The Florida Department of Health, which tracks fatalities in state prisons, said the most deaths have occurred at the corrections department’s Reception and Medical Center in Lake Butler, incarcerating nearly 2,000 men. There, 18 inmates and one employee have died of COVID-19.
South Florida Reception Center in Doral reports 17 inmates deaths and Dade Correctional Institution reports 10, according to the Department of Health. Twenty-five other prisons report fewer than 10 fatalities.

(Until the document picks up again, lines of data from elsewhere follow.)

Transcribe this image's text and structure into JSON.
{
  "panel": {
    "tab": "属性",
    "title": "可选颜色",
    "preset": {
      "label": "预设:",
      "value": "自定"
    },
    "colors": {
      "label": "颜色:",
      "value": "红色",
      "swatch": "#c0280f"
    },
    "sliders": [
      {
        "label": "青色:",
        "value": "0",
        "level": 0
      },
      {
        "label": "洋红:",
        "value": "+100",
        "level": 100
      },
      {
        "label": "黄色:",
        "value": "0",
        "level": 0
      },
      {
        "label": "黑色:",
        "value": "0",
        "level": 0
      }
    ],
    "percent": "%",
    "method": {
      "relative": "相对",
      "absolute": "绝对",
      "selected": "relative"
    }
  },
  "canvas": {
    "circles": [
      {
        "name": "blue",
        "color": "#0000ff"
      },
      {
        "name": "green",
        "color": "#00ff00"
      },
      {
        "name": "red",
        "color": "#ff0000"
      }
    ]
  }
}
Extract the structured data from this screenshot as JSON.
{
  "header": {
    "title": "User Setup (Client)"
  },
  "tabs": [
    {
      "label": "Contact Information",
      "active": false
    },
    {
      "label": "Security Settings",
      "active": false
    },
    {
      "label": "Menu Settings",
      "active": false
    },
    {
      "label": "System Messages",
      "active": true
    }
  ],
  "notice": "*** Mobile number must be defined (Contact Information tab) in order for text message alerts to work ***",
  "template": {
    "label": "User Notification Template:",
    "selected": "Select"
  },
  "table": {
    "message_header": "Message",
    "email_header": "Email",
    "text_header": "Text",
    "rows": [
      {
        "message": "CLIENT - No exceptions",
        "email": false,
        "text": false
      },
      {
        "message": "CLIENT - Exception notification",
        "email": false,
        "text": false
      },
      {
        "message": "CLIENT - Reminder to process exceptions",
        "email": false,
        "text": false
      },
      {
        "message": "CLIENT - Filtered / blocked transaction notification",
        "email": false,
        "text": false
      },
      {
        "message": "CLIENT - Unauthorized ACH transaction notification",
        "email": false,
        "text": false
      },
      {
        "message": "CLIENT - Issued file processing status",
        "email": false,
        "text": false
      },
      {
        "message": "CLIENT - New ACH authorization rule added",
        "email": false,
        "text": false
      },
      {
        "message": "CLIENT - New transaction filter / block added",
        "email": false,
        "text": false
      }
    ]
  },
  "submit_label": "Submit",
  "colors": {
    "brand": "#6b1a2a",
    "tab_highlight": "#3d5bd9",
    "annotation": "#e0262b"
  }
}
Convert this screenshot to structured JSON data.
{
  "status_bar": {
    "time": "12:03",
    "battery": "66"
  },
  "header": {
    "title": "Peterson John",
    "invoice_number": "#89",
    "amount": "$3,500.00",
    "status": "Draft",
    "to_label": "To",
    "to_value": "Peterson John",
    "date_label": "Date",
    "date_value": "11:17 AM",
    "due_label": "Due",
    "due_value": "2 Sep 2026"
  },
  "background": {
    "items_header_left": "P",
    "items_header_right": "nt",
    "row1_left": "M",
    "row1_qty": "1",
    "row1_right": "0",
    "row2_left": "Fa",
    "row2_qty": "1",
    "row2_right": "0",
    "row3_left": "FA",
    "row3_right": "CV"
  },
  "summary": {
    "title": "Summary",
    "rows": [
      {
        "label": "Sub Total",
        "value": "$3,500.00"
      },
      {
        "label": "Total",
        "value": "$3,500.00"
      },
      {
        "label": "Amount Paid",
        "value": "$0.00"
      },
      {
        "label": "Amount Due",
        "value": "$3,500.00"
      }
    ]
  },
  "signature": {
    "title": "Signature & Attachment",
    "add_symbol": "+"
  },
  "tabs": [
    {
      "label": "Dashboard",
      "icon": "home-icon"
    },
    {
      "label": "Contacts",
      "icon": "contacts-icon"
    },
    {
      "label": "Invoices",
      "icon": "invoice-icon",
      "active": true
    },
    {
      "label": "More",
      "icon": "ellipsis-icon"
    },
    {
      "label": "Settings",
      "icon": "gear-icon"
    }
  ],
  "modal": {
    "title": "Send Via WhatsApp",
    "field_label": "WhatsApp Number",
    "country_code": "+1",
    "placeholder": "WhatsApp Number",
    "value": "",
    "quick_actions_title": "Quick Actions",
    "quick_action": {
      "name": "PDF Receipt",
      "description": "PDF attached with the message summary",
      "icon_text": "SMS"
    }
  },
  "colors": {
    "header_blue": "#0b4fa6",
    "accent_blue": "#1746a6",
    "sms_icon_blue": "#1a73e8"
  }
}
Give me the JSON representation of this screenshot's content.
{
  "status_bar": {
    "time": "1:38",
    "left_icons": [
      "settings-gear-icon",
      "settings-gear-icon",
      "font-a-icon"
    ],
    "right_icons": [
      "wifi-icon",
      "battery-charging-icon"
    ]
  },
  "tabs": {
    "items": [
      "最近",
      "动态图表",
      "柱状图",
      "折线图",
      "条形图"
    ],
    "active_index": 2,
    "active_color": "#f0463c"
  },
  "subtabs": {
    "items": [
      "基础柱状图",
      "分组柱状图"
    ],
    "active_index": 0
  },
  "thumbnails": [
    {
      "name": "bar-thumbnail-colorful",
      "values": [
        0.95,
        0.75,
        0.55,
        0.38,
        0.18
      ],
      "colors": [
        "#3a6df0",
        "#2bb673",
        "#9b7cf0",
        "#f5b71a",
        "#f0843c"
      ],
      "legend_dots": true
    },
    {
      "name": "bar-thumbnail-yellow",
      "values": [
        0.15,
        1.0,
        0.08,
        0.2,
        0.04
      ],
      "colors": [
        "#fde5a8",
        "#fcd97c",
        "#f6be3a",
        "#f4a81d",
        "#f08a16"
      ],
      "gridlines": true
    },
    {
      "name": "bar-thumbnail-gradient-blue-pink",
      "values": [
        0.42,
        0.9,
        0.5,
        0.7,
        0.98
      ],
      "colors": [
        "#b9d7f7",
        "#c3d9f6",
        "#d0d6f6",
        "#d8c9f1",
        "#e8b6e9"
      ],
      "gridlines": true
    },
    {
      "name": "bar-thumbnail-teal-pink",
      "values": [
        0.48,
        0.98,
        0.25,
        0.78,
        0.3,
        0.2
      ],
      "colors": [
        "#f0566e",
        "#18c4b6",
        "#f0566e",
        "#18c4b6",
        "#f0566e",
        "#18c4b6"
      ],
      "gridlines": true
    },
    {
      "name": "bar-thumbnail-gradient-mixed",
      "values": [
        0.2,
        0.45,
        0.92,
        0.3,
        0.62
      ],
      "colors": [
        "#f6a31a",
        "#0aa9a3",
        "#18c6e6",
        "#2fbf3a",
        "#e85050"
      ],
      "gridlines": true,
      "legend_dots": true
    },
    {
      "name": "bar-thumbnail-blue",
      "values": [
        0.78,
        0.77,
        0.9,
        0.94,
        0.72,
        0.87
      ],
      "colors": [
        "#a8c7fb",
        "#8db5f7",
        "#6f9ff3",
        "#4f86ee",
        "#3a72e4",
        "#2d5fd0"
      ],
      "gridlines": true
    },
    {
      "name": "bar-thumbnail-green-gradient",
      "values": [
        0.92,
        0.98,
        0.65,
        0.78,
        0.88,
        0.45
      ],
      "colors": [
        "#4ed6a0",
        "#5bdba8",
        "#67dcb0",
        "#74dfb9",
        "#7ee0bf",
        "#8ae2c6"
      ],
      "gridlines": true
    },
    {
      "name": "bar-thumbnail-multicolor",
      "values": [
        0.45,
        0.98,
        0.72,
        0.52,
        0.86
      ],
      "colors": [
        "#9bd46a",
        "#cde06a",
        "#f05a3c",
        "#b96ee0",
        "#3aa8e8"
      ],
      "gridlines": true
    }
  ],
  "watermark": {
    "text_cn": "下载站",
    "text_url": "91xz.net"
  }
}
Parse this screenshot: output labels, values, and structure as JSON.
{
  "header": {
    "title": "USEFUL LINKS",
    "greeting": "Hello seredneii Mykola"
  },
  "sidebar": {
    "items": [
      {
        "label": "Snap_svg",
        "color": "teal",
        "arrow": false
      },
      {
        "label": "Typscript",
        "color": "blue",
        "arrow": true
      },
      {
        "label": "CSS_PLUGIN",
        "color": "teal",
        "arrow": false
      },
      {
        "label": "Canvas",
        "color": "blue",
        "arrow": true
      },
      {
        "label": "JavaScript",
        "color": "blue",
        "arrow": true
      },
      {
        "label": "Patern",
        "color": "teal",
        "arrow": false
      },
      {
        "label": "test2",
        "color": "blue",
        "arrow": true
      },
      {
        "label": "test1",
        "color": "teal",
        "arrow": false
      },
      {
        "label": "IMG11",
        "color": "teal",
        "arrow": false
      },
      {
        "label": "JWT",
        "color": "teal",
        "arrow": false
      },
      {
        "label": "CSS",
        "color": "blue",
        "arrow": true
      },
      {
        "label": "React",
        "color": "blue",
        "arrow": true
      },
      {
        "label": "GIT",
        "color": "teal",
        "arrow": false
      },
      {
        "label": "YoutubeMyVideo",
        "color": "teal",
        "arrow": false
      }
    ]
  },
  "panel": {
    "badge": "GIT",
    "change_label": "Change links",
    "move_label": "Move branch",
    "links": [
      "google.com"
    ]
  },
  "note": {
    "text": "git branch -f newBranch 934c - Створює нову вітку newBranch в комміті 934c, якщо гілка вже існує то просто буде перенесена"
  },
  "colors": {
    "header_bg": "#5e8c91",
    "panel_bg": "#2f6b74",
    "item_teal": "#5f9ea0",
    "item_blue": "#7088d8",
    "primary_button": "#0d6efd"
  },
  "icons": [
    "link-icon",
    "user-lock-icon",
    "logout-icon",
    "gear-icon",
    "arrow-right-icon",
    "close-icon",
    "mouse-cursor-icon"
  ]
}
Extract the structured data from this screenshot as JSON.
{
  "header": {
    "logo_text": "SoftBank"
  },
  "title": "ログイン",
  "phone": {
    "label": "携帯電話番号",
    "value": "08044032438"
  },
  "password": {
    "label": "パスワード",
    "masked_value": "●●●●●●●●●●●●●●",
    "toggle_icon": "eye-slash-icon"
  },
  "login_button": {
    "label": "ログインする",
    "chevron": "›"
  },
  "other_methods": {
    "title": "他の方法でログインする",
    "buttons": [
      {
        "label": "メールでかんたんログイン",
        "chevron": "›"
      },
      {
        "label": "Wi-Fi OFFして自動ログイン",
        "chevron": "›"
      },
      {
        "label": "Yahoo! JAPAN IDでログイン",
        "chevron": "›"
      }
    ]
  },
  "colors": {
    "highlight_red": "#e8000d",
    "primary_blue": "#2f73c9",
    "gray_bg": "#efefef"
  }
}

COVID-19 is most widespread at Columbia Correctional Institution, with 1,369 of its 2,255 male inmates having become infected at some point and nine fatalities, according to both agencies. Next is Lowell Correctional Institution, with 1,005 infections among its 2,288 male inmates, including two who died.
Five of the prisons have reported no positive tests among inmates and no deaths, although some have seen employees test positive for the disease.
Meanwhile, more than 64,000 inmates have tested negative, with 224 tests pending, and nearly 13,000 in medical isolation or quarantine after being exposed to an infected person or exhibiting COVID symptoms, as of corrections department reports through Thursday.